As I've been pondering ways to improve the configurability of my work project across multiple deployments, OSGi has suggested itself as a potential solution. Primarily, I would like to allow other deployments to select the set of modules, and the implementations of these modules, that are placed into use in various production environments. Though I soon realized that our current Spring-based configuration mechanism is probably sufficient for managing this level of configurability; one merely needs to change the implementation classes that are defined in a XML file. And so OSGi might be too heavy weight of a solution. The main benefit of an OSGi solution, as I see it, is the ability to dynamically swap in and out these subsystems. But this dynamicism is not really necessary for my project, since deployments are fairly static once configured.
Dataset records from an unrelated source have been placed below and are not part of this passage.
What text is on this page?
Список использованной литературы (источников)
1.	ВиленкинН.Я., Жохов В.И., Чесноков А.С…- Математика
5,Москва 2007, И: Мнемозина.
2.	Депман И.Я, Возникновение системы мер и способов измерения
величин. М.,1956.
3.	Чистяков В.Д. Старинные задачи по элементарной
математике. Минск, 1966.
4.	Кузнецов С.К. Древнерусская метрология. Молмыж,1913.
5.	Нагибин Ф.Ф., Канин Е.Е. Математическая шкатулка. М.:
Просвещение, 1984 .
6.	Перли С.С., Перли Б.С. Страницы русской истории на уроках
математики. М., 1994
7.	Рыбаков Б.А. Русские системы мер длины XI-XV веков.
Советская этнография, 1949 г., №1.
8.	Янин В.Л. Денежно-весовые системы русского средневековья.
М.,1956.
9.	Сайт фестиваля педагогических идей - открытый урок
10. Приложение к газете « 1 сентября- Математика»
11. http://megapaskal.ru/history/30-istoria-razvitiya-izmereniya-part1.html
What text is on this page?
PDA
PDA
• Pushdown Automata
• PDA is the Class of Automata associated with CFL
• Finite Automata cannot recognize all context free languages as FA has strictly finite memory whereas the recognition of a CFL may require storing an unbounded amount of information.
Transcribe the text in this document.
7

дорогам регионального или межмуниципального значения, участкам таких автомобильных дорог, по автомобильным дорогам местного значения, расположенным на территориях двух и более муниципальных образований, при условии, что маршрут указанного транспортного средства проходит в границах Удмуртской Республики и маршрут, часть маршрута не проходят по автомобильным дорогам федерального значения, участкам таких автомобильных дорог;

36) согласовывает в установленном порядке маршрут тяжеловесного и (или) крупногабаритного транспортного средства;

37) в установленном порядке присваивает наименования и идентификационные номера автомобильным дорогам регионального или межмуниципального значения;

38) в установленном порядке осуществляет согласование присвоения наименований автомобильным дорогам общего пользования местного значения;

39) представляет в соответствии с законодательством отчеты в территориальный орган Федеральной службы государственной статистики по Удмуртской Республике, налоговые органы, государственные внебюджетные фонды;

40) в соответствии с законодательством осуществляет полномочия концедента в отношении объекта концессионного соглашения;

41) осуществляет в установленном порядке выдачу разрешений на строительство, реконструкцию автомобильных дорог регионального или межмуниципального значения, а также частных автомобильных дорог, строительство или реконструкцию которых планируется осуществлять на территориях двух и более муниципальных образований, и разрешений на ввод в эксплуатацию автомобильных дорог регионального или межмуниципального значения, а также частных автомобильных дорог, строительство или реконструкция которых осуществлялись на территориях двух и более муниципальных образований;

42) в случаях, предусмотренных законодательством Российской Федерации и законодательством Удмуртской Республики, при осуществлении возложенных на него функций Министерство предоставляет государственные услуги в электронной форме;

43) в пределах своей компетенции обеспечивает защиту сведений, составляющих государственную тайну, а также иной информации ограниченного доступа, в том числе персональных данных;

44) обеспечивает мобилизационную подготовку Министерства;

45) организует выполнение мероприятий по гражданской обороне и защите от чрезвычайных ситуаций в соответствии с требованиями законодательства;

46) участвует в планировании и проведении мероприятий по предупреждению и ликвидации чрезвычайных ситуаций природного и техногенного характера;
But then I thought to myself, how nice would it be to be able to replace modules during development without having to restart the application server? This is one of the larger time sinks developers face while developing web apps. In fact, it's enough of a problem that it spawned a commercial solution, JRebel (why I haven't tried this out already, is beyond me!). Shouldn't an OSGI app, if designed properly, be able to address this problem as well? If only a minimal skeleton of code is needed to bootstrap the app, and the majority of the code is comprised of OSGi bundles, then shouldn't we be able to dynamically update pieces of our running web app? I need to look into this further.
One other benefit of OSGi is the "runtime enforcement of module boundaries" [ref]. That's a very appealing feature, as well.
Since the Spring application framework now has OSGi support, it may not take too much to move to an OSGi-based design.